January 5, 2012

Study applies random genotype sets to new disease

A new study in the American Journal of Human Genetics, led by Vanderbilt researchers Josh Denny, M.D., M.S., and Dana Crawford, Ph.D., takes random volumes of human genotypes and matches them with data siphoned from de-identified medical records and sheds new light on the genetic basis of the common disease hypothyroidism.

Josh Denny, M.D., M.S.

In a research lab, one thing more satisfying than a new discovery is a new discovery that inaugurates promising new research methodologies. Among this study’s other innovations, it’s the first genome-wide association study (GWAS) that reuses existing genotypes and clinical information from electronic medical records to study a new disease.

“Our premise was, let’s see if we can basically do a ‘no genotyping’ GWAS,” Denny said. “Can we use what’s already on the shelf, pick another disease, and analyze it within those samples?”

A GWAS tests for associations between a given disease and lots of common genetic variants — simple, single-letter variants that come up either heads or tails, each coin toss biased by heredity, each variant having its own historical ratio of heads to tails. Using DNA samples from hundreds of individuals with and without a given disease, a GWAS painstakingly tallies hundreds of thousands of these coin tosses from every region of every chromosome (using a device variously known as a DNA microarray or gene chip).

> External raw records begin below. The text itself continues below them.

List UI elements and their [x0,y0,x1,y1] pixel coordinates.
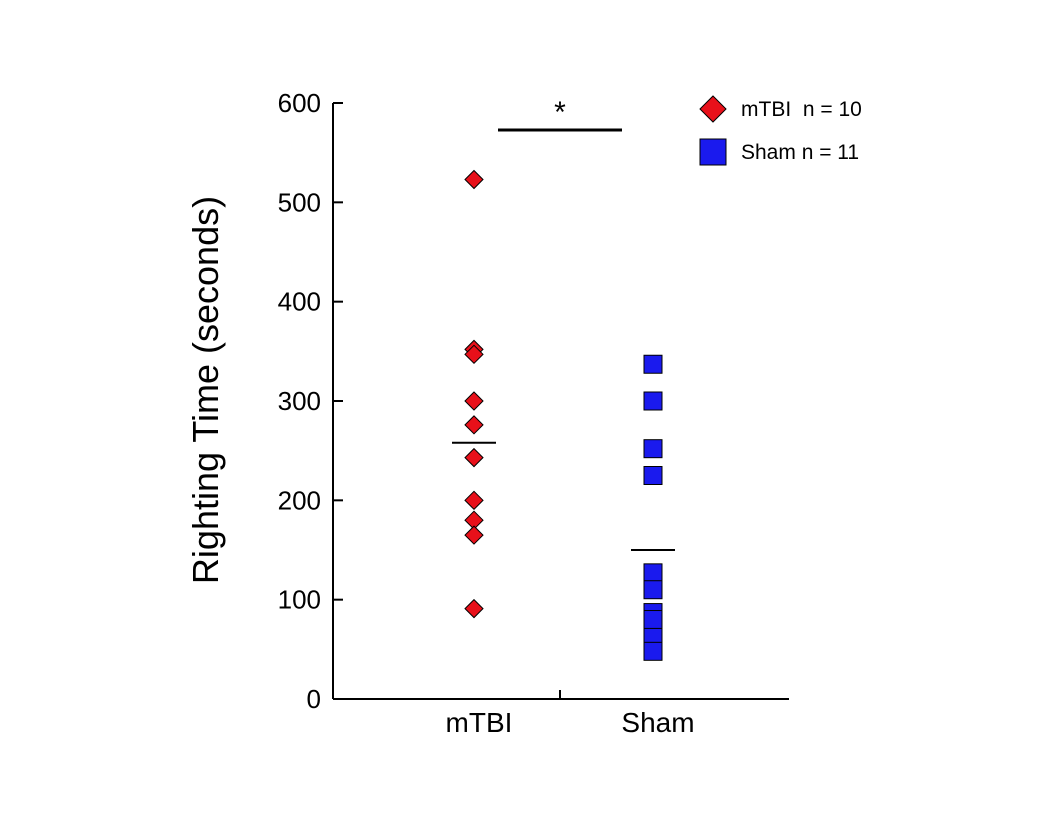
data-points [464,169,663,661]
data-point-sham [643,391,663,411]
x-category-labels: mTBI Sham [446,707,695,738]
legend-marker-square [699,138,727,166]
data-point-sham [643,641,663,661]
data-point-mTBI [464,598,484,619]
y-tick-label: 100 [278,585,321,615]
y-tick-label: 400 [278,287,321,317]
data-point-mTBI [464,525,484,545]
legend: mTBI n = 10 Sham n = 11 [699,95,862,166]
mean-lines [452,441,675,551]
axes [332,103,789,700]
data-point-mTBI [464,415,484,435]
legend-label: Sham n = 11 [741,141,859,164]
y-tick-label: 300 [278,386,321,416]
data-point-mTBI [464,490,484,511]
y-ticks: 0 100 200 300 400 500 600 [278,88,343,714]
significance-star: * [554,96,566,129]
legend-marker-diamond [699,95,727,123]
significance-annotation: * [498,96,622,132]
data-point-sham [643,563,663,583]
y-tick-label: 500 [278,187,321,217]
data-point-mTBI [464,447,484,468]
y-axis-title: Righting Time (seconds) [185,196,226,584]
data-point-mTBI [464,391,484,411]
data-point-sham [643,580,663,600]
data-point-mTBI [464,344,484,365]
data-point-sham [643,439,663,459]
x-category-label: mTBI [446,707,513,738]
x-category-label: Sham [621,707,694,738]
data-point-sham [643,610,663,630]
y-tick-label: 0 [307,684,321,714]
y-tick-label: 600 [278,88,321,118]
data-point-sham [643,466,663,485]
y-tick-label: 200 [278,485,321,515]
data-point-sham [643,354,663,374]
legend-label: mTBI n = 10 [741,98,862,121]
data-point-mTBI [464,169,484,190]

The eMERGE Network (electronic MEdical Records and GEnomics) was formed to speed this type of discovery. It’s a national consortium of biorepositories, established in 2007, linking DNA samples to de-identified medical records. (Vanderbilt is the coordinating center for eMERGE.)

At the network’s five original sites a total of five GWASes had already been performed on five disparate diseases and conditions. The new study successfully recycles that data, finding four variants on chromosome 9, near a gene that codes for a thyroid transcription factor, to be highly associated with primary hypothyroidism.

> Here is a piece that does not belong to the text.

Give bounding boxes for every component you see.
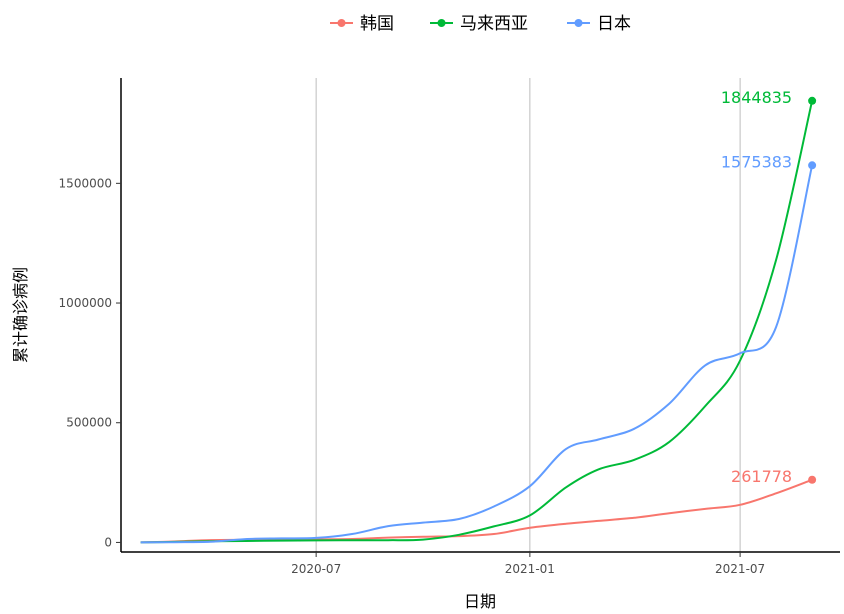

With a setup like eMERGE, the art of a GWAS comes in devising computer algorithms that can scan medical records and locate cases and controls, that is, individuals with and without a given disease. This is the first study to demonstrate the portability of a case-and-control selection algorithm across electronic medical records from multiple organizations.

“As time goes on, the number of things you can analyze with genotype sets and electronic medical record populations is limited only by the diseases that send people to their doctors,” Denny said.

A phenome-wide association study, or PheWAS, is a third Vanderbilt innovation used in this study. While a GWAS tests genotypes for associations with a given disease, a PheWAS does the converse, testing lots of clinical phenotypes — that is, lots of different diseases and their controls — for associations with a single genetic variant.

For their PheWAS, the team used an algorithm to probe the medical records of all genotyped individuals in eMERGE for more than 1,000 diseases and syndromes and their controls. Then they tested for statistical associations between each of these phenotypes and the single genetic variant that their GWAS had found to be most associated with primary hypothyroidism. The question was whether this one coin’s ratio of heads to tails would betray association with any other clinical phenotypes besides hypothyroidism.

The PheWAS worked splendidly, returning the same hypothyroidism association as the GWAS, together with several additional associations that help shed light on the genetic basis of disease.

“I think this sets up a paradigm by which we look at GWAS studies with PheWAS, to follow up,” Denny said.